The features also raise important privacy questions. An assistant capable of interpreting the active window and following cursor movements may gain access to sensitive information displayed on screen. Emails, financial records, private messages and confidential work documents could become part of the context analyzed by the system. Google will need to explain clearly what information is processed, where it is stored and whether users can restrict access for particular applications.
Security controls will be equally important if Gemini eventually gains the ability to perform actions rather than merely provide suggestions. An assistant that can modify documents, send messages or control applications must distinguish accurately between intended and accidental commands. It must also resist malicious instructions embedded inside webpages or files. The transition from observing the screen to acting on it creates a much higher level of responsibility.
A third experimental function has reportedly appeared in the desktop application’s code, although its purpose remains uncertain. References suggest that it may involve image and video generation or connections between multiple Mac computers running Gemini Desktop. Some observers have speculated that it could eventually support remote interaction between devices through the assistant. Google has not confirmed that interpretation.
None of the tools has received an official public release date.
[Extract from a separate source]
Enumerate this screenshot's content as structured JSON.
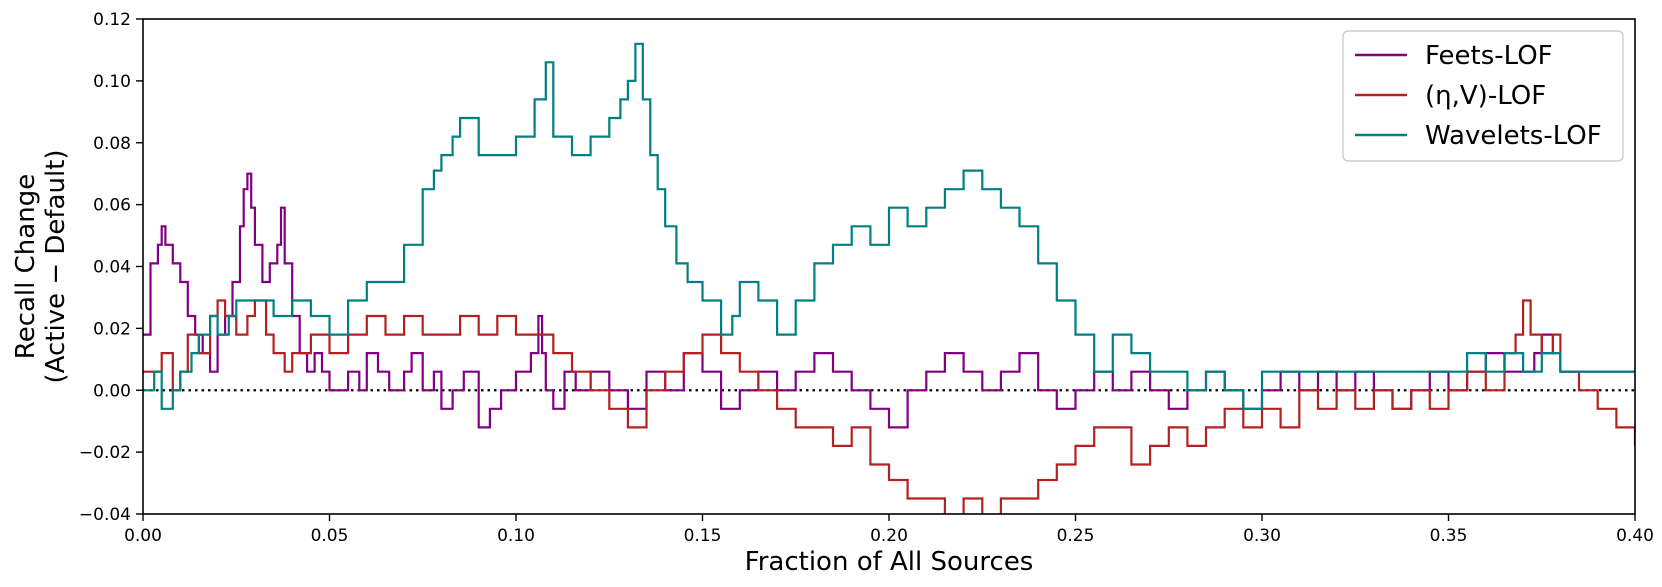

They were identified in preliminary versions of Gemini Desktop for macOS and may change substantially before launch. Experimental code does not guarantee that every feature will reach users. Google could revise, delay or remove the functions after internal testing.
The company is competing within a broader industry movement toward artificial intelligence that understands computer interfaces directly. Microsoft, Apple and several AI developers are working on systems that can observe applications, interpret visual content and automate multistep tasks. The traditional chatbot model is gradually evolving into an agent capable of operating within the user’s digital environment.
Gemini is therefore unlikely to make the keyboard and mouse obsolete in the immediate future. Typing remains faster and more precise for many professional tasks, while manual control is essential when accuracy matters. Voice can also be impractical in shared offices, public spaces or situations involving confidential information. The new tools are better understood as alternative forms of interaction rather than complete replacements.
Their significance lies in the possibility of combining several communication methods at once. A person could speak, point and allow Gemini to interpret what is visible without repeatedly copying information between applications. That would make the assistant feel less like a website and more like a collaborator present throughout the operating system. The desktop may still retain its keyboard and mouse, but artificial intelligence is beginning to understand the intentions behind how people use them.
La interfaz también aprende a interpretar. / The interface is also learning to interpret.